Então eu sempre me entristeço ao ver o estado (sem Estado) em que nos encontramos. Para você ter uma ideia, os filhos dos guardiões do ideal platônico seriam considerados filhos de todos os guardiões, e criados por todos eles, assim evitar-se-ia o apego individualista; bem o contrário do tanto de nepotismo que temos hoje na política. Sócrates inclusive menciona que os ofícios não eram herdados, os filhos de guardiões sem aptidão eram deslocados a outros cargos e os filhos de outras classes poderiam se tornar guardiões. Muitas sociedades antigas tinham essa compreensão, de que cargo era questão de valor e não de parentesco.

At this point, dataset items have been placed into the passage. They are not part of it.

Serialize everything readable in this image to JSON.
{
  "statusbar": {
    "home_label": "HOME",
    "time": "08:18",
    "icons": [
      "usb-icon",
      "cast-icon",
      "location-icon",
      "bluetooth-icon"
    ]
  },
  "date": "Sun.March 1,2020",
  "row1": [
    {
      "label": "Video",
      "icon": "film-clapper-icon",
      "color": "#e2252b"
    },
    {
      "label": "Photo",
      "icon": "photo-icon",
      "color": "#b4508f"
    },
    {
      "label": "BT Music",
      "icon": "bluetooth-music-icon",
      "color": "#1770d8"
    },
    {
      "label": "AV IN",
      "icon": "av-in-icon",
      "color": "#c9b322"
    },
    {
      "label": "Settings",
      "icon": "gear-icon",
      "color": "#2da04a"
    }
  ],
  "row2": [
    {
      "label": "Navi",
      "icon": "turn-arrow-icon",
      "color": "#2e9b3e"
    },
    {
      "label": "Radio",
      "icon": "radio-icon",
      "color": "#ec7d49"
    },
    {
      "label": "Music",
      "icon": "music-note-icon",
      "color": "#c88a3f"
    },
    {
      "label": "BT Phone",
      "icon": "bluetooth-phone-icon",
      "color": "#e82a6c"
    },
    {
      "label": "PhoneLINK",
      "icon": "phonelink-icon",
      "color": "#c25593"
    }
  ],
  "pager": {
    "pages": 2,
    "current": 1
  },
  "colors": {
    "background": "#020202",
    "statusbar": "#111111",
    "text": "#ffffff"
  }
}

Por isso também me irrito quando as pessoas pensam que o tempo melhora as coisas, que a modernidade é sinônimo de progresso. Nós melhoramos em tecnologia e talvez em tolerância, mas decaímos muito em humanidade e alma. Ainda assim, eu prefiro não acreditar no tal "bons tempos que não voltam mais" e imaginar que tudo é cíclico e um dia voltaremos a evoluir no que mais importa. Afinal, se o sonho do imperador Juliano não for só uma lenda, faltam apenas alguns séculos para a águia de Roma retornar do oriente e restituir-nos a cultura antiga do mediterrâneo...

3 comentários:

Edson Bueno de Camargo disse...

Convivemos com uma sociedade que perdeu o sentido da honra, os políticos são reflexos dela.

Incrível como Sócrates desvenda o mistério a mais de dois mil anos, e as "pessoas da sala de jantar" não enxergam.

As crianças são educadas para serem idiotas repetidores, e acabam por não se tornarem pessoas integrais, não tem equilíbrio suficiente para encontrar a felicidade.

Vivemos uma jornada do herói, em que a húbris vem antes do ato heroico, passamos para o excesso antes de fazer qualquer coisa pela comunidade.

Mandos Fëantur disse...

Faz muitos anos que li A República, mas lembro que um dos pontos chave era a forma como cada um seria educado. E esse é exatamente o principal ponto em que nossa sociedade falha hoje, e de onde decorrem os outros vícios. Eu sinto um frio na espinha cada vez que vejo candidatos falando em escolas técnicas, e preparar os jovens pro mercado de trabalho, mas nenhum fala em formação humana, desenvolver pensamento crítico, estimular a leitura, permitir acesso às artes ou qualquer outra coisa que se desvie do conceito de medir o ser humano pela sua força de produção.

Jota Olliveira disse...

Mandos concordo plenamente contigo. O governo segue um modelo de pensamento igual ao da Revolução Francesa onde foram criadas as escolas politécnicas visando ampliação do mercado.

Infelizmente a realidade do Brasil é essa: Formação de "peões" pro mercado. E todo mundo bate palma. Mas melhorar o ensino pra formar verdadeiros cidadãos que contribuem para a sociedade de maneira significativa: Jámais!